One of the local inhabitants of the suspect region is a type of molecule known as a small nucleolar RNA, or snoRNA. The snoRNAs function as floor managers for the workforce of small, noncoding RNA molecules - directing the placement of chemical tags on the workers to control their function and expression. The gene for a particular snoRNA, known as SNORD116, occurs more than 40 times in the suspect region.

In this study, lead author Feng Ding, PhD, knocked out the expression of all copies of SNORD116. Ding, a former postdoctoral scholar in Francke's lab, found that, like humans with Prader-Willi syndrome, these mice experience a growth delay after birth but then grow up to be adults that eat about 30 percent more food than control mice. They also have threefold higher circulating levels of the hunger-triggering hormone ghrelin. They are more anxious, as evidenced by their tendency to spend more time in the safer-feeling “ closed ” arms of a standard maze test. They were also less able to learn how best to cling to a rotating rod, indicating a severe deficit in motor learning.

Ding's findings mark the first time that the lack of a distinct type of snoRNA has been directly linked to a human disease.

Strangely, the mice stayed leaner than their wild-type counterparts despite their overeating. To determine why, the researchers put the animals in a chamber that measures oxygen intake and carbon dioxide output, and found that the mice without SNORD116 had higher rates of exchange, or “metabolic rate,” than did wild-type mice. “We found that the mice are adapting to extra food intake with their higher metabolic rate,” said Ding. “They are burning it off.” But the findings only account for about half the extra calories. The fate of the remainder remains a mystery, although it's possible at least some is ending up on the bottom of the cage as droppings.

Unlike other mouse models of obesity, these mice were able to ramp their food intake up or down in response to changing feeding conditions.
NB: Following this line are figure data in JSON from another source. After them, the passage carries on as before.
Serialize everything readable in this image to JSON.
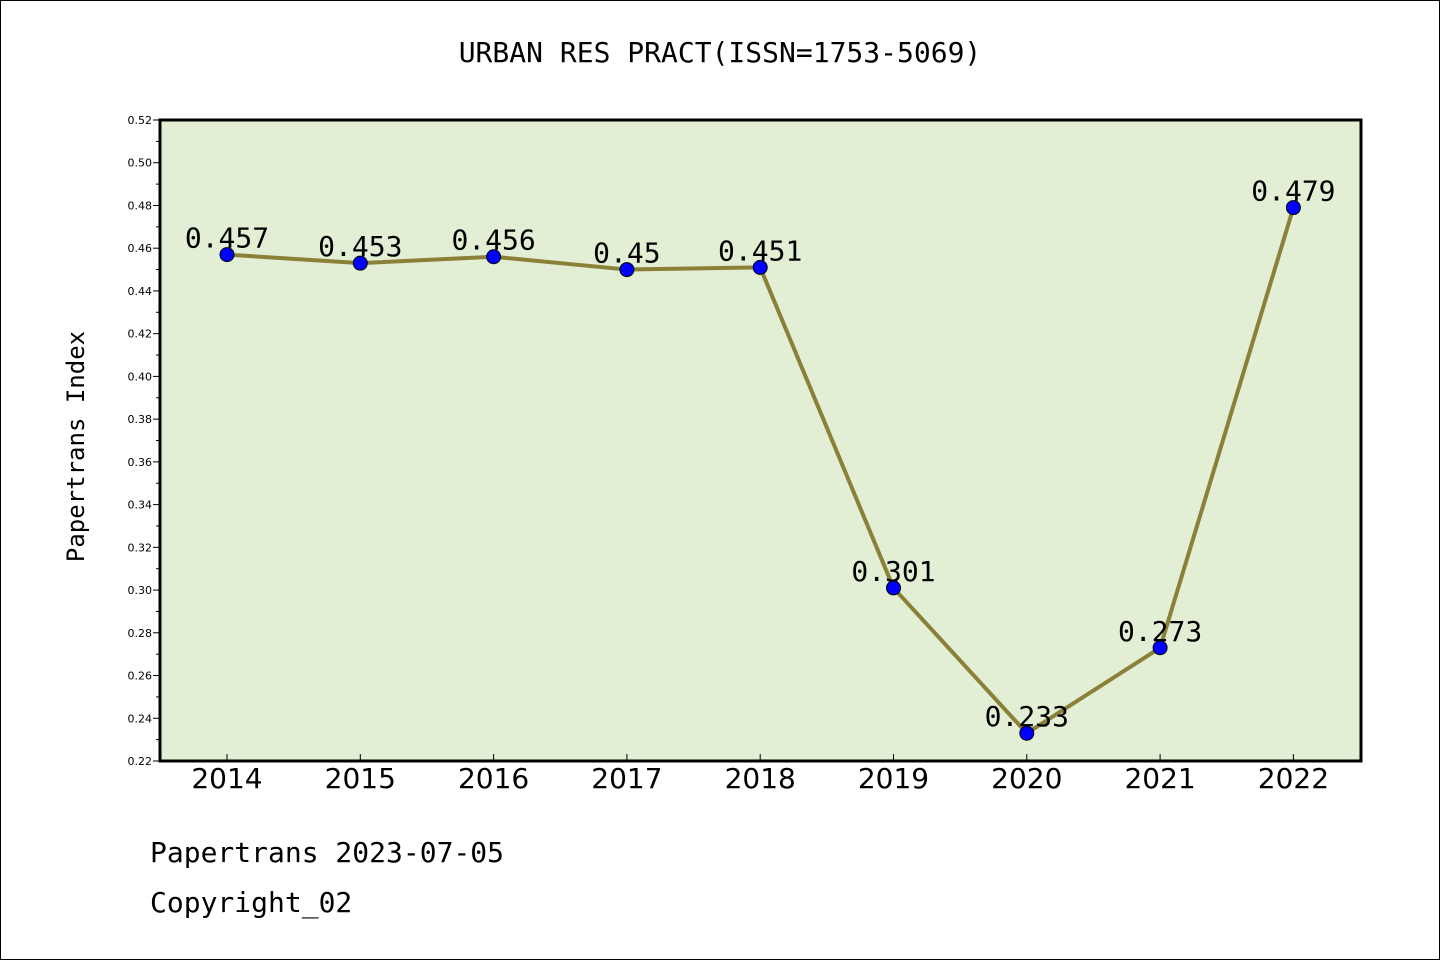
{
  "chart_data": {
    "type": "line",
    "title": "URBAN RES PRACT(ISSN=1753-5069)",
    "xlabel": "",
    "ylabel": "Papertrans Index",
    "categories": [
      "2014",
      "2015",
      "2016",
      "2017",
      "2018",
      "2019",
      "2020",
      "2021",
      "2022"
    ],
    "values": [
      0.457,
      0.453,
      0.456,
      0.45,
      0.451,
      0.301,
      0.233,
      0.273,
      0.479
    ],
    "data_labels": [
      "0.457",
      "0.453",
      "0.456",
      "0.45",
      "0.451",
      "0.301",
      "0.233",
      "0.273",
      "0.479"
    ],
    "ylim": [
      0.22,
      0.52
    ],
    "yticks": [
      "0.22",
      "0.24",
      "0.26",
      "0.28",
      "0.30",
      "0.32",
      "0.34",
      "0.36",
      "0.38",
      "0.40",
      "0.42",
      "0.44",
      "0.46",
      "0.48",
      "0.50",
      "0.52"
    ],
    "grid": false,
    "legend": "none",
    "colors": {
      "plot_background": "#e2efd5",
      "line": "#8b8038",
      "marker": "#0000ff",
      "axes": "#000000"
    }
  },
  "footer": {
    "line1": "Papertrans 2023-07-05",
    "line2": "Copyright_02"
  }
}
This is important because previous theories of what causes overeating in Prader-Willi syndrome hinged on a supposed inability to maintain this so-called energy homeostasis. However, despite their adaptability, Ding found that under normal conditions the SNORD116-deletion mice had longer meal times and spent more time eating each day. Like people with Prader-Willi syndrome, the mice seemed to be constantly hungry, possibly related to their elevated ghrelin levels.

For now, Ding and Francke are planning to cross their SNORD116-deletion mice with another strain of mice lacking ghrelin to see if they continue to overeat. If ghrelin is the cause, they can search for chemicals to block its effect in their deletion mice. One day they hope to be able to apply their research to the uncontrollable hunger experienced by humans with Prader-Willi syndrome.

“ These people are not gluttons,” said Ding. “They truly feel as if they are starving.”

Other Stanford authors of the research include research associate Hong Hua Li, PhD, and postdoctoral scholar Shengwen Zhang, PhD.

The research was funded by the National Institute for Child Health and Development and the Foundation for Prader-Willi Research.